È questa immediatezza che, anche alla luce di altri strumenti storici, ci apre a una presa di coscienza diretta delle logiche e delle dinamiche che presiedevano a società a noi lontane nel tempo e nelle modalità di pensiero (e solo rispetto alle quali le immagini avevano senso).

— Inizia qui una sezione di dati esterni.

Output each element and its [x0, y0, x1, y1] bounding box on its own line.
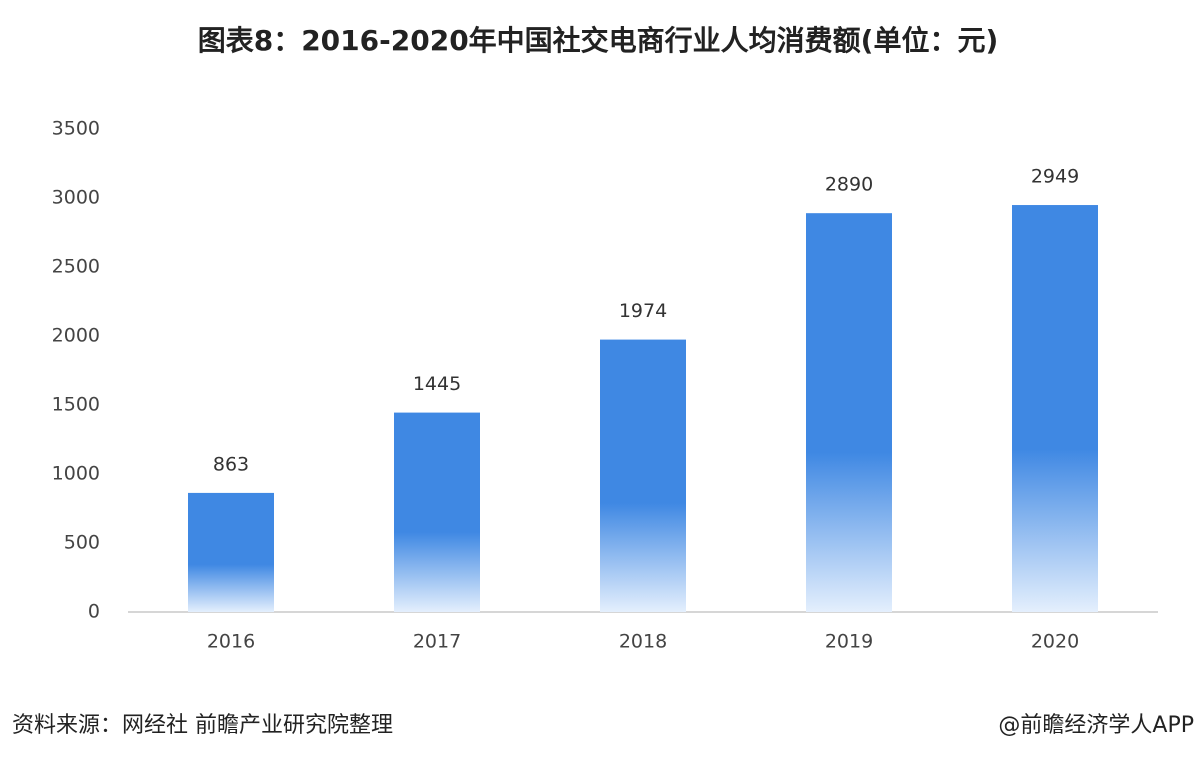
credit: @前瞻经济学人APP	[998, 713, 1194, 738]
value-label: 1974	[619, 300, 667, 322]
y-tick-label: 2500	[52, 256, 100, 278]
bar	[600, 339, 686, 612]
y-tick-label: 0	[88, 601, 100, 623]
value-label: 863	[213, 453, 249, 475]
x-tick-label: 2017	[413, 631, 461, 653]
x-tick-label: 2018	[619, 631, 667, 653]
y-tick-label: 1500	[52, 394, 100, 416]
x-tick-label: 2019	[825, 631, 873, 653]
value-label: 1445	[413, 373, 461, 395]
bar	[1012, 205, 1098, 612]
value-label: 2949	[1031, 166, 1079, 188]
y-tick-label: 1000	[52, 463, 100, 485]
source: 资料来源：网经社 前瞻产业研究院整理	[12, 713, 393, 738]
chart-title: 图表8：2016-2020年中国社交电商行业人均消费额(单位：元)	[198, 24, 999, 57]
y-tick-label: 2000	[52, 325, 100, 347]
x-tick-label: 2020	[1031, 631, 1079, 653]
y-tick-label: 3500	[52, 118, 100, 140]
value-label: 2890	[825, 174, 873, 196]
bar	[394, 412, 480, 612]
bar	[188, 492, 274, 612]
bar	[806, 213, 892, 612]
y-tick-label: 3000	[52, 187, 100, 209]
x-tick-label: 2016	[207, 631, 255, 653]
y-tick-label: 500	[64, 532, 100, 554]
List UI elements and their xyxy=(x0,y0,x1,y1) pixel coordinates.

Sotto questo aspetto dunque, la Storia dell’arte non è un mero percorso nella bellezza, ma un punto di vista da cui leggere la Storia. Un punto di vista, come ho cercato di indicare, fondamentale. Se lo studio della storia non deve limitarsi a enunciazioni nozionistiche, ma deve fondarsi sul diretto rapporto con i documenti, quelli visivi non possono essere ignorati. Analizzando una pittura tombale, si capisce e si ricorda di più del sistema gerarchico della società egizia che non leggendo qualche paragrafo del libro di testo, e una accurata disamina di una immagine vistosamente antinaturalistica del Pantocrator ci lascerà una impronta permanete, plastica, della visione religiosa medievale.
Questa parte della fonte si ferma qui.